Aturan main kampanye yang sudah dituang dalam Undang-Undang Pemilu harus diikuti. Penyelenggara pemilu, TNI dan Polri, serta aparatur sipil negara harus bisa menjaga netralitasnya dalam pemilu. Setiap pelanggaran harus ditindak oleh pengawas pemilu. Pasal 280 UU Pemilu sudah mencantumkan materi yang dilarang dalam kampanye, termasuk mempersoalkan dasar negara, menghina seseorang, suku, agama seseorang peserta pemilu, menghasut dan mengadu domba, mengganggu ketertiban umum, dan larangan lainnya.

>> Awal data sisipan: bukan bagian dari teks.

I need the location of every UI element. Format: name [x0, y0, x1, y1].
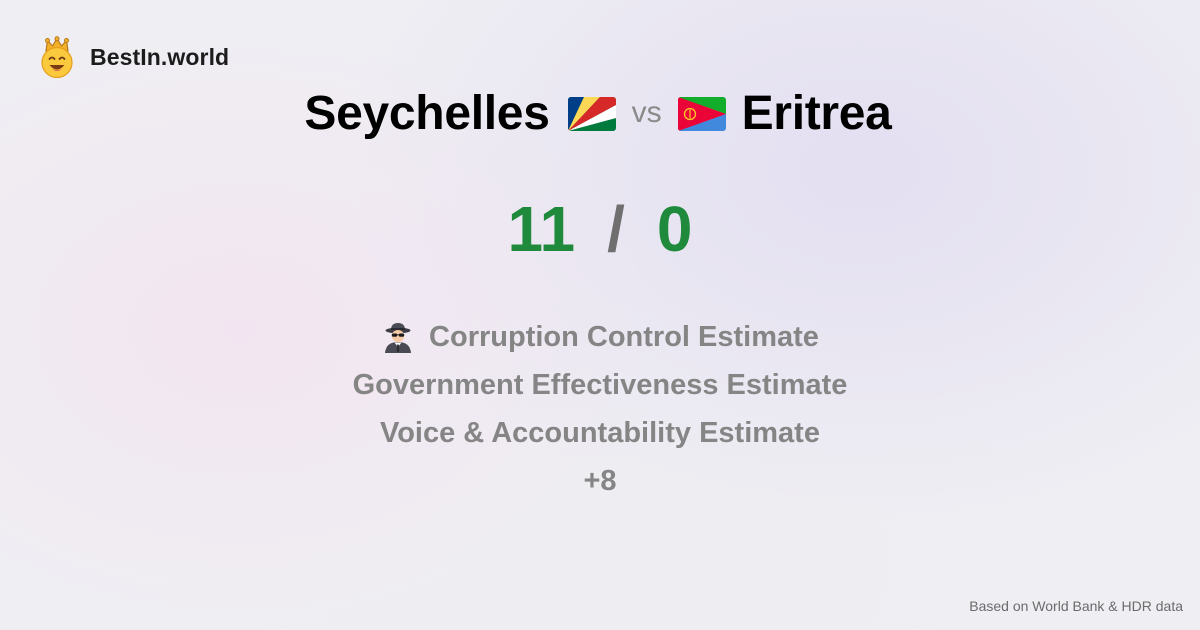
list-item[interactable]: Corruption Control Estimate [381, 313, 819, 361]
country-b-name[interactable]: Eritrea [742, 86, 892, 141]
list-item[interactable]: Voice & Accountability Estimate [380, 409, 820, 457]
spy-detective-icon [385, 323, 412, 353]
score-display: 11 / 0 [0, 192, 1200, 266]
data-source-note: Based on World Bank & HDR data [969, 598, 1183, 614]
vs-label: vs [631, 95, 662, 129]
brand[interactable]: BestIn.world [38, 36, 229, 78]
seychelles-flag-icon [567, 96, 616, 131]
brand-name: BestIn.world [90, 43, 230, 70]
eritrea-flag-icon [677, 96, 726, 131]
metric-label: Voice & Accountability Estimate [380, 416, 820, 449]
metric-label: Corruption Control Estimate [429, 320, 819, 353]
score-a: 11 [507, 193, 576, 265]
score-b: 0 [656, 193, 693, 265]
country-a-name[interactable]: Seychelles [304, 86, 549, 141]
comparison-title: Seychelles vs Eritrea [0, 86, 1200, 141]
smiling-face-with-crown-icon [41, 36, 73, 78]
list-item[interactable]: Government Effectiveness Estimate [353, 361, 848, 409]
score-separator: / [607, 193, 625, 265]
more-metrics-count[interactable]: +8 [583, 457, 616, 505]
metric-label: Government Effectiveness Estimate [352, 368, 848, 401]
metrics-list: Corruption Control Estimate Government E… [0, 313, 1200, 505]
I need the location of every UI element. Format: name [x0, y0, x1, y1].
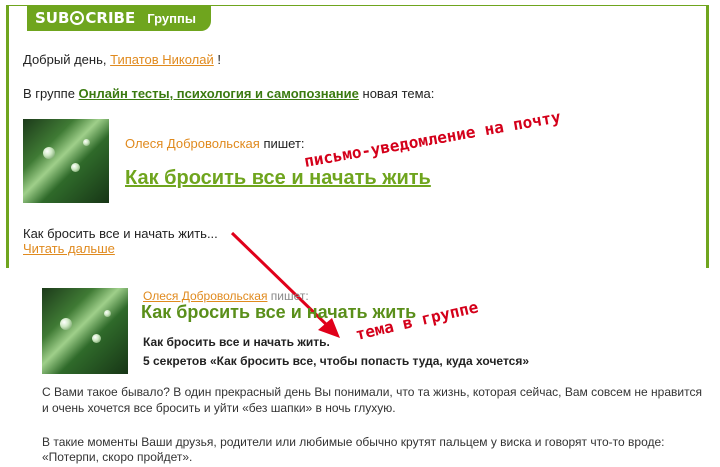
water-drop	[92, 334, 101, 343]
post-writes-label: пишет:	[270, 289, 309, 303]
post-paragraph-1-line-1: С Вами такое бывало? В один прекрасный д…	[42, 385, 702, 399]
post-author-name[interactable]: Олеся Добровольская	[143, 289, 267, 303]
post-thumbnail[interactable]	[42, 288, 128, 374]
post-paragraph-2-line-2: «Потерпи, скоро пройдет».	[42, 450, 193, 464]
water-drop	[104, 310, 111, 317]
post-subtitle: Как бросить все и начать жить.	[143, 335, 330, 349]
water-drop	[60, 318, 72, 330]
post-secrets-line: 5 секретов «Как бросить все, чтобы попас…	[143, 354, 530, 368]
post-paragraph-1-line-2: и очень хочется все бросить и уйти «без …	[42, 401, 396, 415]
post-author-line: Олеся Добровольская пишет:	[143, 289, 309, 303]
post-paragraph-2-line-1: В такие моменты Ваши друзья, родители ил…	[42, 435, 665, 449]
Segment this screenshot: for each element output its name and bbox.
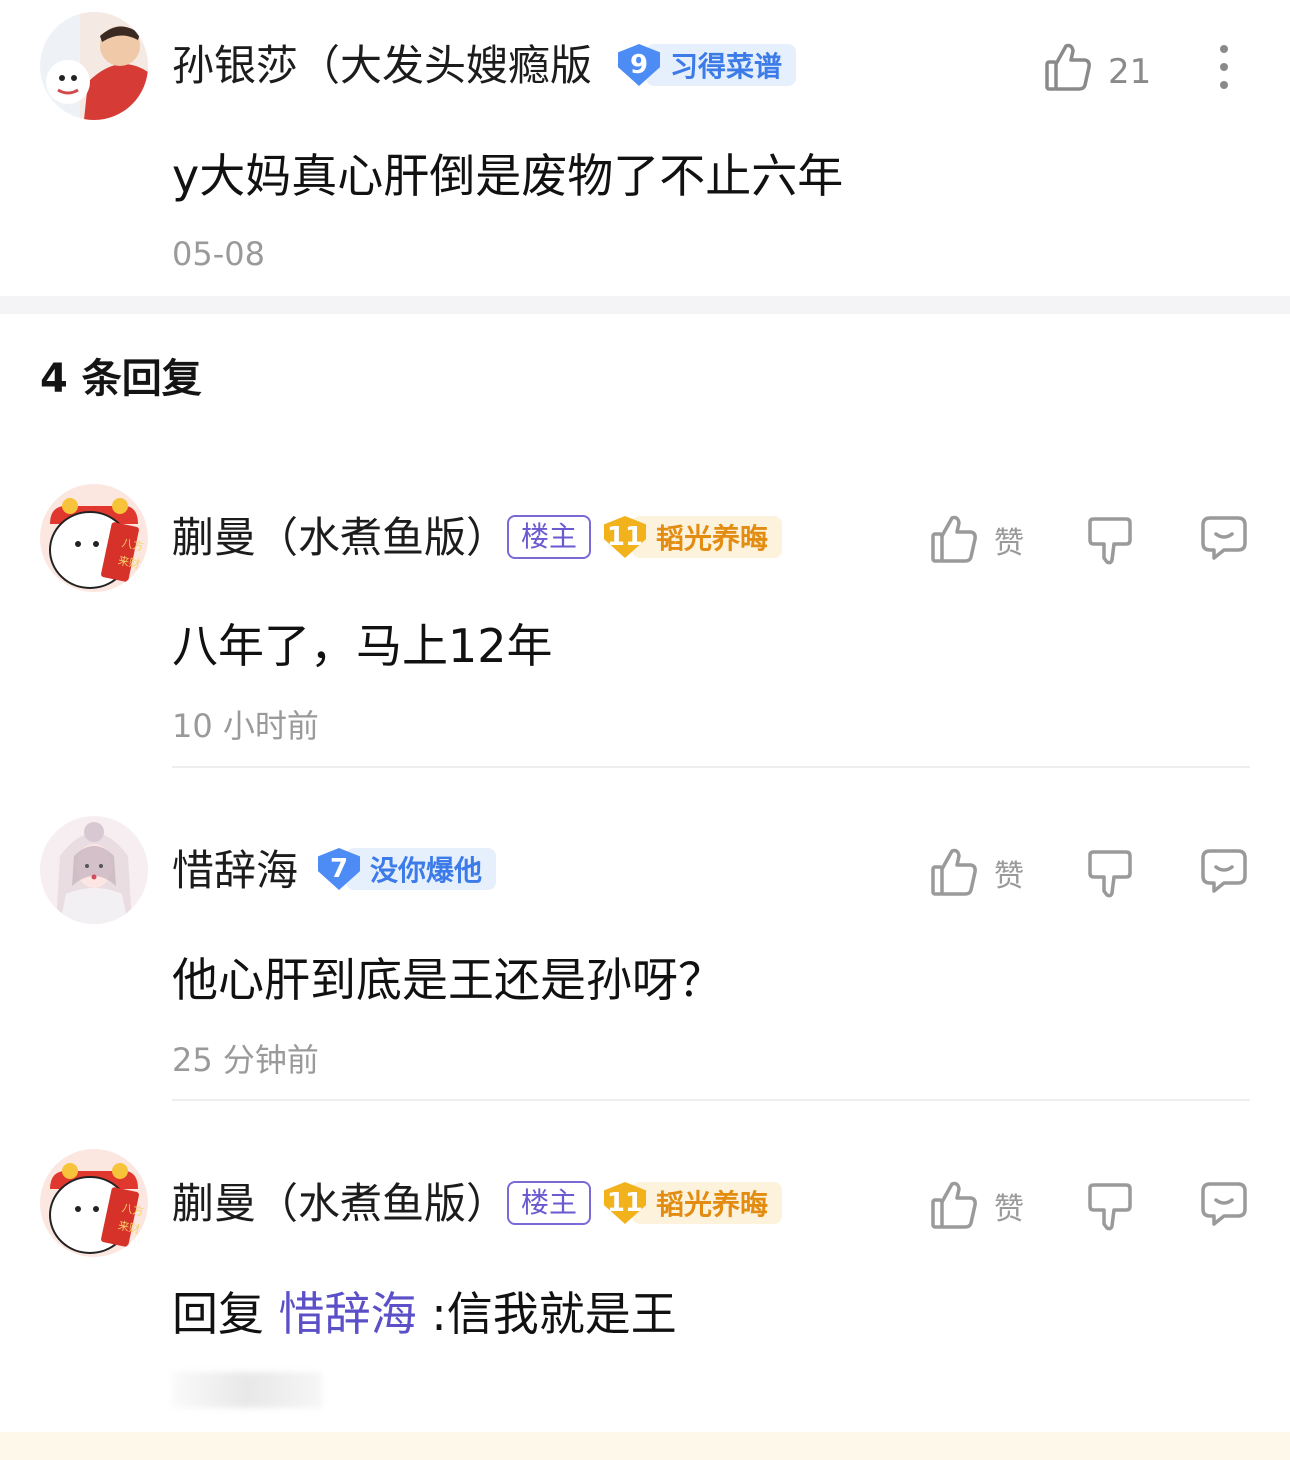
divider bbox=[172, 766, 1250, 768]
thumb-down-icon[interactable] bbox=[1086, 849, 1134, 903]
avatar[interactable]: 八方 来财 bbox=[40, 484, 148, 592]
thumb-up-icon[interactable] bbox=[1044, 42, 1092, 96]
thumb-down-icon[interactable] bbox=[1086, 1182, 1134, 1236]
thumb-down-icon[interactable] bbox=[1086, 516, 1134, 570]
comment-text: y大妈真心肝倒是废物了不止六年 bbox=[172, 149, 844, 203]
author-name[interactable]: 惜辞海 bbox=[172, 845, 298, 897]
level-badge[interactable]: 11 韬光养晦 bbox=[604, 1180, 783, 1226]
like-label[interactable]: 赞 bbox=[994, 524, 1024, 564]
like-label[interactable]: 赞 bbox=[994, 1190, 1024, 1230]
author-name[interactable]: 孙银莎（大发头嫂瘾版 bbox=[172, 40, 592, 92]
badge-title: 没你爆他 bbox=[346, 848, 497, 890]
thumb-up-icon[interactable] bbox=[930, 1180, 978, 1234]
avatar[interactable] bbox=[40, 816, 148, 924]
reply-text: 回复 惜辞海 :信我就是王 bbox=[172, 1284, 677, 1344]
reply-text: 八年了，马上12年 bbox=[172, 619, 553, 673]
timestamp: 05-08 bbox=[172, 235, 265, 273]
reply-body: :信我就是王 bbox=[431, 1287, 677, 1341]
timestamp: 25 分钟前 bbox=[172, 1041, 319, 1079]
more-vertical-icon[interactable] bbox=[1214, 44, 1234, 94]
timestamp-obscured bbox=[172, 1372, 322, 1408]
comment-bubble-icon[interactable] bbox=[1200, 514, 1248, 566]
like-label[interactable]: 赞 bbox=[994, 857, 1024, 897]
author-name[interactable]: 蒯曼（水煮鱼版） bbox=[172, 1178, 508, 1230]
replies-count-header: 4 条回复 bbox=[40, 356, 202, 402]
divider bbox=[172, 1099, 1250, 1101]
reply-prefix: 回复 bbox=[172, 1287, 264, 1341]
owner-tag: 楼主 bbox=[507, 515, 592, 559]
avatar[interactable]: 八方 来财 bbox=[40, 1149, 148, 1257]
badge-title: 韬光养晦 bbox=[632, 1182, 783, 1224]
comment-bubble-icon[interactable] bbox=[1200, 1180, 1248, 1232]
like-count: 21 bbox=[1108, 52, 1152, 92]
badge-title: 习得菜谱 bbox=[646, 44, 797, 86]
level-badge[interactable]: 11 韬光养晦 bbox=[604, 514, 783, 560]
comment-bubble-icon[interactable] bbox=[1200, 847, 1248, 899]
level-badge[interactable]: 9 习得菜谱 bbox=[618, 42, 797, 88]
bottom-bar bbox=[0, 1432, 1290, 1460]
owner-tag: 楼主 bbox=[507, 1181, 592, 1225]
thumb-up-icon[interactable] bbox=[930, 514, 978, 568]
reply-text: 他心肝到底是王还是孙呀？ bbox=[172, 953, 724, 1007]
author-name[interactable]: 蒯曼（水煮鱼版） bbox=[172, 512, 508, 564]
avatar[interactable] bbox=[40, 12, 148, 120]
section-separator bbox=[0, 296, 1290, 314]
thumb-up-icon[interactable] bbox=[930, 847, 978, 901]
level-badge[interactable]: 7 没你爆他 bbox=[318, 846, 497, 892]
mention-link[interactable]: 惜辞海 bbox=[279, 1287, 417, 1341]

Kita yakin aturan yang dibuat itu untuk ditaati agar proses demokrasi bisa berjalan baik. Namun, kita juga mau mengingatkan bahwa sangat mungkin terjadi, ada unsur di luar tim kampanye nasional yang justru memprovokasi keadaan, melakukan pembunuhan karakter melalui media sosial atau mendestruksi situasi. Penyebaran informasi fitnah di media sosial harus diantisipasi sehingga demokrasi damai tetap terjaga.

Publik pun tak perlu terjebak pada fanatisme berlebihan pada salah satu calon. Pasangan calon adalah manusia biasa yang punya kekuatan dan kelemahan. Rekam jejak bisa menjadi acuan untuk menentukan pilihan untuk Indonesia yang lebih baik. Harus juga dipahami, politik Indonesia masihlah transaksional.